For product photography
- Find a product photo with the background, lighting and mood you want.
- Upload it to ChatGPT and ask for the JSON adapted to your specific type of product.
- Copy the resulting JSON.
- Open a new conversation, upload your product photo and paste the prompt.
- The system adapts the style to your product's context — very useful for brands without a budget for an elaborate photo shoot.
Bonus: combining the style of several images
Select 2 or 3 references from different sources (one for color, another for composition, another for lighting), upload them in the same message and ask for the combined JSON. ChatGPT will try to merge the styles into a single structured prompt. Honest warning: this variant is more unpredictable; sometimes the results are surprising and other times a visual mess. It's part of the creative process: try, discard and repeat.
When to use what?
- Product photo or editorial portrait: ChatGPT with the JSON technique.

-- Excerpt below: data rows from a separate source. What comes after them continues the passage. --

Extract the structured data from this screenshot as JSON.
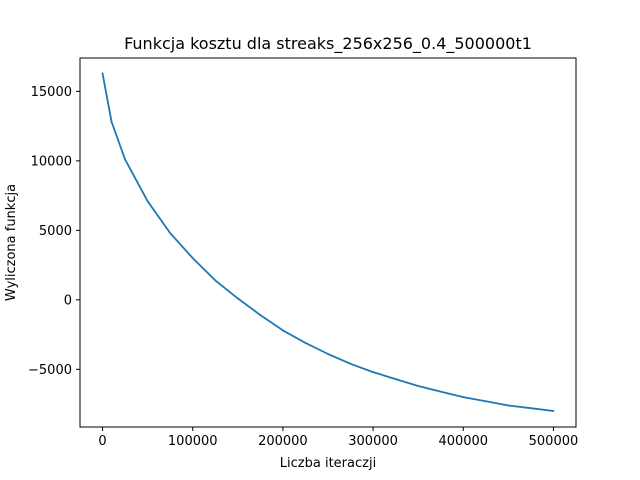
{
  "chart_data": {
    "type": "line",
    "title": "Funkcja kosztu dla streaks_256x256_0.4_500000t1",
    "xlabel": "Liczba iteraczji",
    "ylabel": "Wyliczona funkcja",
    "xlim": [
      -25000,
      525000
    ],
    "ylim": [
      -9150,
      17400
    ],
    "xticks": [
      0,
      100000,
      200000,
      300000,
      400000,
      500000
    ],
    "xtick_labels": [
      "0",
      "100000",
      "200000",
      "300000",
      "400000",
      "500000"
    ],
    "yticks": [
      -5000,
      0,
      5000,
      10000,
      15000
    ],
    "ytick_labels": [
      "−5000",
      "0",
      "5000",
      "10000",
      "15000"
    ],
    "grid": false,
    "legend": "none",
    "series": [
      {
        "color": "#1f77b4",
        "x": [
          0,
          10000,
          25000,
          50000,
          75000,
          100000,
          125000,
          150000,
          175000,
          200000,
          225000,
          250000,
          275000,
          300000,
          325000,
          350000,
          375000,
          400000,
          425000,
          450000,
          475000,
          500000
        ],
        "y": [
          16300,
          12800,
          10100,
          7100,
          4800,
          3000,
          1400,
          100,
          -1100,
          -2200,
          -3100,
          -3900,
          -4600,
          -5200,
          -5700,
          -6200,
          -6600,
          -7000,
          -7300,
          -7600,
          -7800,
          -8000
        ]
      }
    ]
  }
}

- Campaign key visual or concept art: Midjourney.
- Extend backgrounds or remove objects: Adobe Firefly inside Photoshop.
- Explore quick ideas without publishing: Gemini.
- Generate a high volume of images: ChatGPT Plus, with 50 images every 3 hours.
What really matters
AI doesn't replace the designer's eye. What it does is remove the technical barrier between what you envision and what you can produce — but for that you need the right tools. If you had to keep just one recommendation, start with free ChatGPT and the JSON technique. The 2 or 3 daily images of the free plan are enough to learn; when your workflow justifies it, the jump to Plus is worth it. The tool executes, the designer directs: aesthetic judgment, understanding the client and brand consistency remain 100% yours.